Rechtsanwalt S. Nippel says
Hallo Luck,
soll der Bescheid zur Festsetzung des GdB von 50 aufgehoben werden?
Grüße
Sönke Nippel
Rechtsanwalt
Danny says
Guten Tag,
zählen denn zu dem inneren Leiden auch psychische Krankheiten, wie Depressionen, extreme Angst- und Panikattacken, die sich u.a. aufs Gehvermögen auswirken ?
Danke für eine Antwort.
Mit freundlichen Grüßen
D.
Renate Reichert says
Ich habe einen Schwerbehindertenausweis – 50 % G –
Darf ich nach Zahlung von € 2,00 den P und R Parkplatz nutzen, wenn ich eine Kopie des Schwerbehindertenausweises und Kopie der Wertmarke an die Frontscheibe lege?
Irina Maus says
Hallo Frau Sönke Nippel,
ich habe den Antrag gestellt auf „Orangenen “ Parkausweis gestellt und am Samstag 22.07.2023
Ablehnung bekommen haben mit der Begründung : „Dass die Voraussetzungen gem. Erlass des Ministeriums für Bauen und Verkehr des Landes NRW von 02.07.2009 nicht erfüllt sind.
und bei mir seit 2007 habe ich 100% „G“-Behinderung / und noch weitere zusätzliche Krankheiten… Diabetes Typ II.
Wie ist ihre Meinung ist das richtig, oder nicht?
Gruß Frau I.M.
Bitte um den Antwort !
Rechtsanwalt S. Nippel says
Hallo Frau Maus,
schauen Sie sich doch einmal den Beitrag „aG – light – der orange Parkausweis“ an. Dort scheint mir neben dem Merkzeichen G das Merkzeichen B für eine „automatische Berücksichtigung“ von Bedeutung zu sein. Das haben Sie nicht. Der Hinweis auf den Erlass von 2009 dürfte korrekt sein.

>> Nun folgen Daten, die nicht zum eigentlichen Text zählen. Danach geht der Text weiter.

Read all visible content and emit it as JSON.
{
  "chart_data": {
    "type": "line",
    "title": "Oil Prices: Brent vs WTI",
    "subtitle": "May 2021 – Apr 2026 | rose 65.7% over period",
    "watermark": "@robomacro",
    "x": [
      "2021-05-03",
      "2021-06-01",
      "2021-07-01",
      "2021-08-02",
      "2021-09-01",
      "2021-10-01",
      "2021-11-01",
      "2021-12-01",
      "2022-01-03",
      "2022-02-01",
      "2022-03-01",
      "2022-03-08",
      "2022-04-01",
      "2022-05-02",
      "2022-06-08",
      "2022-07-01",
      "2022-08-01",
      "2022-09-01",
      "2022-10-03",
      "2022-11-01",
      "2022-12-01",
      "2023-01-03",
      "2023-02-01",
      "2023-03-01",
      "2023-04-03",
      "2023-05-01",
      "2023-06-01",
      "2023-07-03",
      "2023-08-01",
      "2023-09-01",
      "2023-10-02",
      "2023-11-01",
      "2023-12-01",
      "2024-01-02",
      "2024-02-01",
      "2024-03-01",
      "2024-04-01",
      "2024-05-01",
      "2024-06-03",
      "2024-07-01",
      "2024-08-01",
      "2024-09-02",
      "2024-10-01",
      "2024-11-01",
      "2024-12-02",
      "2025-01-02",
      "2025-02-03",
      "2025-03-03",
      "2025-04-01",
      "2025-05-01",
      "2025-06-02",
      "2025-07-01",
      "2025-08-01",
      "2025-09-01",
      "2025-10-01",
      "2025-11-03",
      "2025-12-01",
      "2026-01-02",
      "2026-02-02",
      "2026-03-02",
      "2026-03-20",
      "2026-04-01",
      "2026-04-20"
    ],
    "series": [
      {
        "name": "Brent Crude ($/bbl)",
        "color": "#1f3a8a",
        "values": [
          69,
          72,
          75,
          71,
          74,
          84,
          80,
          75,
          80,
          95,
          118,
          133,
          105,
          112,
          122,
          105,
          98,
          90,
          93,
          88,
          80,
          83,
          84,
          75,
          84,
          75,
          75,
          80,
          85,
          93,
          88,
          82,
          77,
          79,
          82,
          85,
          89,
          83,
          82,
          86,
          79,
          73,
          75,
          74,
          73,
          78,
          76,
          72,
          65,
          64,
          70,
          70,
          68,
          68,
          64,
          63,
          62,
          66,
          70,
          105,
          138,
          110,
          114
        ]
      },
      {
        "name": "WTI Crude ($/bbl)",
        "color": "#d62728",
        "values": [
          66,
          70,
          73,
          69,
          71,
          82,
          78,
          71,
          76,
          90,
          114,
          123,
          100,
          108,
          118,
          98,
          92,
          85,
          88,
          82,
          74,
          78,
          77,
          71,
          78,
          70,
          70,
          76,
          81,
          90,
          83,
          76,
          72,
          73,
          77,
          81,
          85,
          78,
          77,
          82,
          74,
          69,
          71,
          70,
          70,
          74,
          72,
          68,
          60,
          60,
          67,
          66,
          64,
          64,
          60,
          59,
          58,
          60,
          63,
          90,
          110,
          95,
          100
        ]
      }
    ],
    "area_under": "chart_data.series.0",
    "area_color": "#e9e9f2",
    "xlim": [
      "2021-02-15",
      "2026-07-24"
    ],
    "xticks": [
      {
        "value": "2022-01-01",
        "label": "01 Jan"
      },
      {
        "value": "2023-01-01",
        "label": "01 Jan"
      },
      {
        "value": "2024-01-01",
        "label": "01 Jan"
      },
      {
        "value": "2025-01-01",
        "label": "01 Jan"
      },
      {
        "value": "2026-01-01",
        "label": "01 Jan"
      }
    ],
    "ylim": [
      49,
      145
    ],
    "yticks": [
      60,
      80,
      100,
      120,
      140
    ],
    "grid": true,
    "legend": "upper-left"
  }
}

Ob allerdings bei Ihnen die Voraussetzungen für das Vorliegen des Merkzeichens aG vorliegen, ist für mich aus der Ferne nur schwer zu beurteilen. Soweit ich dies überblicke, gibt es keinen „Automatismus“, dass bei einem GdB von 100 und Merkzeichen G Merkzeichen die Voraussetzungen des Vorliegens von Merkzeichen aG gegeben sind (vgl. Sie zu dem Vorliegen der Voraussetzungen des Merkzeichens aG den Beitrag „Merkzeichen aG: außergewöhnliche Gehbehinderung„).
Grüße
Sönke Nippel
Rechtsanwalt
Hermann says
Hallo!
Es ist schön, dass man einen kostenfreien Beförderungsanspruch hat. Nur nutzt dieser nichts, wenn kein Bus (u.a.) in der Nähe hält. Gibt es ein einklagbares Recht? Hier ist der nächste Bushalt 3,5 km entfernt. Er könnte genausogut auf dem Mond sein! Beides unerreichbar.
Rechtsanwalt S. Nippel says
Hallo Hermann,
Ihr Recht müsste sich aus einer öffentlichen Pflicht herleiten lassen. Aus Bundes- und Landesgesetzen kann ich eine derartige Pflicht allenfalls aus den Gemeindeordnungen, z. B. aus § 8 GO NRW herleiten – die Gemeinden schaffen innerhalb der Grenzen ihrer Leistungsfähigkeit die für die wirtschaftliche, soziale und kulturelle Betreuung ihrer Einwohner erforderlichen öffentlichen Einrichtungen.
In der Bestimmung deutet sich allerdings u. a. aus dem Tatbestandsmerkmal „innerhalb der Grenzen ihrer Leistungsfähigkeit“ schon eine erste Problematik im Hinblick auf die Durchsetzbarkeit an.